De acordo com o relatório, as fraudes aprimoradas com o uso da IA são 4,5 vezes mais lucrativas do que os métodos tradicionais. A “IA generativa” pode planejar e executar campanhas de fraude de forma autônoma, do início ao fim. A Interpol relatou um aumento global nesses esquemas de fraude aprimorados por IA, notadamente extorsão sexual, interligada a golpes de investimento, bem como fraudes de personificação, incluindo falsos sequestros para resgate.
Esses avanços tornaram os métodos tradicionais de detecção e as mensagens de prevenção amplamente ineficazes, exigindo uma mudança para mecanismos de defesa adaptativos, orientados por IA.
As redes criminosas estão colaborando cada vez mais com grupos especializados em lavagem de dinheiro e compartilhando conhecimento e tecnologia para expandir suas operações globalmente, adaptando seus modelos de negócios ilícitos para otimizar a eficiência. Para a Interpol, esses grupos criminosos são altamente organizados, qualificados e ágeis. Impulsionados pela inteligência artificial, ferramentas digitais de baixo custo e crescente colaboração criminosa global, estamos testemunhando a industrialização da fraude. É vital lembrar que o custo do crime financeiro não se resume a dinheiro – são as economias de uma vida inteira, a dignidade das pessoas e, no pior dos casos, suas vidas”, afirmou o Secretário-Geral da INTERPOL, o brasileiro Valdecy Urquiza.
A Interpol avalia o risco global geral relacionado à fraude financeira como alto e prevê que a escala dos crimes aumentará significativamente nos próximos três a cinco anos, principalmente devido à maior disponibilidade da tecnologia de IA e às baixas barreiras de entrada.

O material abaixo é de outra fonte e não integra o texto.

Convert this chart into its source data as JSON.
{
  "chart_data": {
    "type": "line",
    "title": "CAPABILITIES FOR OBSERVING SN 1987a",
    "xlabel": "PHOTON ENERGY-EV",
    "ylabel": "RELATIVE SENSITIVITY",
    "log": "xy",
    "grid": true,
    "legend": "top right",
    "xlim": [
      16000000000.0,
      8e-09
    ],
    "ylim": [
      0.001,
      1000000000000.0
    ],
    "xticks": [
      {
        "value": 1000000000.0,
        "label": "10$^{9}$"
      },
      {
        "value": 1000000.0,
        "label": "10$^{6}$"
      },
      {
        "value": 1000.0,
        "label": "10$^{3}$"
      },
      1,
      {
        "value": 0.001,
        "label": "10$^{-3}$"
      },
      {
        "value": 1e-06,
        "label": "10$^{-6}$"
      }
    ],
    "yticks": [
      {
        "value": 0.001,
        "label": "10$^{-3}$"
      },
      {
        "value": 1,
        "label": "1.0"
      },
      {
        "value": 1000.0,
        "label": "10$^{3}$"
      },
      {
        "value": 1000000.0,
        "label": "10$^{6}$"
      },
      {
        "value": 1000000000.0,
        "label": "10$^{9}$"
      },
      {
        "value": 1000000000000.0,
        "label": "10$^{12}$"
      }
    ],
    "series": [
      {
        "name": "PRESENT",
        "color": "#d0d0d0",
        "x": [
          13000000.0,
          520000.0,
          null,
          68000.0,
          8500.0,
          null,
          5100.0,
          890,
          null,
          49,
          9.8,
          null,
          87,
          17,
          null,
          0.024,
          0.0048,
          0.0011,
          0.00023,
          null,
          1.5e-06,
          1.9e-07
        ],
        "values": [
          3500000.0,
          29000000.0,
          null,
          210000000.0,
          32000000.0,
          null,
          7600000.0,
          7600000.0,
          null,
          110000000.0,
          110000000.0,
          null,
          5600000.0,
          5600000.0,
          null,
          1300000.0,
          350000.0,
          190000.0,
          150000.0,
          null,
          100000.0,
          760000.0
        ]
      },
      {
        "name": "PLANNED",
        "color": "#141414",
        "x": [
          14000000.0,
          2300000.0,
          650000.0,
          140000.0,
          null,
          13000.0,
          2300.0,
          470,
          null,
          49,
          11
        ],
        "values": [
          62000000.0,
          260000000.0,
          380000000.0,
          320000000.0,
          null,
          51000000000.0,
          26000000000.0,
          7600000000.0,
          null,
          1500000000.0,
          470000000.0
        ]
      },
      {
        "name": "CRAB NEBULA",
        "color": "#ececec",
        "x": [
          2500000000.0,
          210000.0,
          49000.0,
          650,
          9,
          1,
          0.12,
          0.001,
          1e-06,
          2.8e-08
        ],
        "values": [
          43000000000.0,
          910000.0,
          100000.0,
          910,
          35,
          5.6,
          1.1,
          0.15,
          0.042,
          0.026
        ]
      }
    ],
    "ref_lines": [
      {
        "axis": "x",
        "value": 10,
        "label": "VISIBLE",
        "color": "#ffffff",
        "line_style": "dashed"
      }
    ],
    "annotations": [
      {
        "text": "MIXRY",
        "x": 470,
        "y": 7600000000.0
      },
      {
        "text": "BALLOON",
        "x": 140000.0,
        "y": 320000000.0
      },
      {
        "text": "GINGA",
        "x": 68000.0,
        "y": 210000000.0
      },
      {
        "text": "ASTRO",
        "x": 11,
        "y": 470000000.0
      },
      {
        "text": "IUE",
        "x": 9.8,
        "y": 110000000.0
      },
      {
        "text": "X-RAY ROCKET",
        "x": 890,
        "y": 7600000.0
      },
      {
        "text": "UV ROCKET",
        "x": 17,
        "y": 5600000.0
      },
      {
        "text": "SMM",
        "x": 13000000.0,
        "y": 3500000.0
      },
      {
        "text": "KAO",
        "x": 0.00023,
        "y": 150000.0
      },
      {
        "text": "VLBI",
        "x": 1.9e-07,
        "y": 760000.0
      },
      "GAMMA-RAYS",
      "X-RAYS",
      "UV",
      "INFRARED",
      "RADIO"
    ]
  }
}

Além disso, o fenômeno dos centros de fraude, antes de alcance regional, se tornaram uma ameaça global. Esses centros envolvem centenas de milhares de pessoas, muitas das quais são forçadas a cometer fraudes online. Até o momento, vítimas de quase 80 países foram traficadas para centros de fraude online, sem que nenhum continente tenha ficado imune.
Entre os pontos positivos, o documento da Interpol aponta que as autoridades policiais estão colaborando de forma mais eficaz. Desde 2024, o número de Notificações e Divulgações da polícia internacional relacionadas a fraudes aumentou 54%, a maioria emitida por países membros europeus. No mesmo período, a Interpol apoiou países membros em mais de 1500 casos de fraude transnacional, com perdas de ativos avaliadas em US$ 1,1 bilhão (o que é uma fração mínima diante do montante perdido para fraudes). Para a Interpol, essa mudança exige níveis sem precedentes de cooperação transfronteiriça entre as forças policiais e o compartilhamento de informações para interromper o fluxo de capital ilícito.